The Jesse Pickens Pugh Farmstead is a historic 289 acre homestead near Grove Hill in rural Clarke County, Alabama, United States. The homestead contains seven contributing buildings, two contributing sites, and one contributing structure. These include a half-spraddle roof cottage that was built in 1865, agricultural outbuildings, agricultural fields, and burials. The complex was listed on the National Register of Historic Places on July 28, 1999, due to its architectural significance.

==Background==
Jesse Pickens Pugh was born on April 17, 1829, in Clarke County, Alabama. He was the son of Isaac Pugh, born in 1785 in Georgia, and Hanna Baskin, born in 1793 in South Carolina. Isaac and Hanna Pugh settled in what was to become Clarke County in 1810, prior to the establishment of the county within the Mississippi Territory and the ensuing Creek War.

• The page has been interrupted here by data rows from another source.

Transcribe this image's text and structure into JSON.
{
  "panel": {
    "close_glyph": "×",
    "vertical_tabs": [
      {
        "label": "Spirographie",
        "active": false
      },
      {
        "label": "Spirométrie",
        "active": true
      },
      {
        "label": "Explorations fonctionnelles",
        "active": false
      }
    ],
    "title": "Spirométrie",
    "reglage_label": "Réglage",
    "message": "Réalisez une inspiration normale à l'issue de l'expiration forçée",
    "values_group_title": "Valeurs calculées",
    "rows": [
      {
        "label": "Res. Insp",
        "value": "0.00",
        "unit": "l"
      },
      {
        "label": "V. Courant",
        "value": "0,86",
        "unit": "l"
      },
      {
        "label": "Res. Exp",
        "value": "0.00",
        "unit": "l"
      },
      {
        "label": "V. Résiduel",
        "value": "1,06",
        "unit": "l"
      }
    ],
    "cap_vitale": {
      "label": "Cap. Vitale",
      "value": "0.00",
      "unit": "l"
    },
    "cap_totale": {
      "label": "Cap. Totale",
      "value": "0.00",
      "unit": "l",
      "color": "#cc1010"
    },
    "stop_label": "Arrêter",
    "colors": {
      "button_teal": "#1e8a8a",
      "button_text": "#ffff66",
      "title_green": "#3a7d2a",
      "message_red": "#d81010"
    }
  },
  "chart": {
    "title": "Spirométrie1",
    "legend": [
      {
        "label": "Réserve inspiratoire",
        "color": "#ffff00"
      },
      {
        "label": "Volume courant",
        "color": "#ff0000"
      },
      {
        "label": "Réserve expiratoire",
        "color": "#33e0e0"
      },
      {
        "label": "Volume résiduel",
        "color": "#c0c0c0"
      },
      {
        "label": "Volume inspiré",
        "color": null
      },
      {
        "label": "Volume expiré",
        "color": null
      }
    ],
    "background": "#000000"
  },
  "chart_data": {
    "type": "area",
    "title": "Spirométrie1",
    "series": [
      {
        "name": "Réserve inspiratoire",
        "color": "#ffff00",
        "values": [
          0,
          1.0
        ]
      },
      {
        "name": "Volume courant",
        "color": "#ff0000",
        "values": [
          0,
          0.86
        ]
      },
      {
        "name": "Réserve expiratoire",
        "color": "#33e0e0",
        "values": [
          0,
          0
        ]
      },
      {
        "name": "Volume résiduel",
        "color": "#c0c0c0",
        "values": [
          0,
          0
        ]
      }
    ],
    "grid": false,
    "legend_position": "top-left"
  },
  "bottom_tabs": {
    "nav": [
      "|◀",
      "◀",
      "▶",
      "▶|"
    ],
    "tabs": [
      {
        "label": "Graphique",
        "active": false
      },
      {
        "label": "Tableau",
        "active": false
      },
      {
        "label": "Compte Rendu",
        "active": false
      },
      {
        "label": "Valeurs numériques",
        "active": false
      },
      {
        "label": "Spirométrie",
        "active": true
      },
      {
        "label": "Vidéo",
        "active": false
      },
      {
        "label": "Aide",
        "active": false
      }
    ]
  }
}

His paternal grandfather, Elijah Pugh of North Carolina and Georgia, followed in 1811 and settled on adjoining land. Elijah Pugh was a Revolutionary War veteran.

Jesse Pickens Pugh married Sophia Bettis, who was born in 1839, on January 8, 1858, in Clarke County. Together they established their residence and had ten children, with nine living into adulthood. Jesse Pickens Pugh died on March 12, 1929, and is buried in the Pugh family cemetery.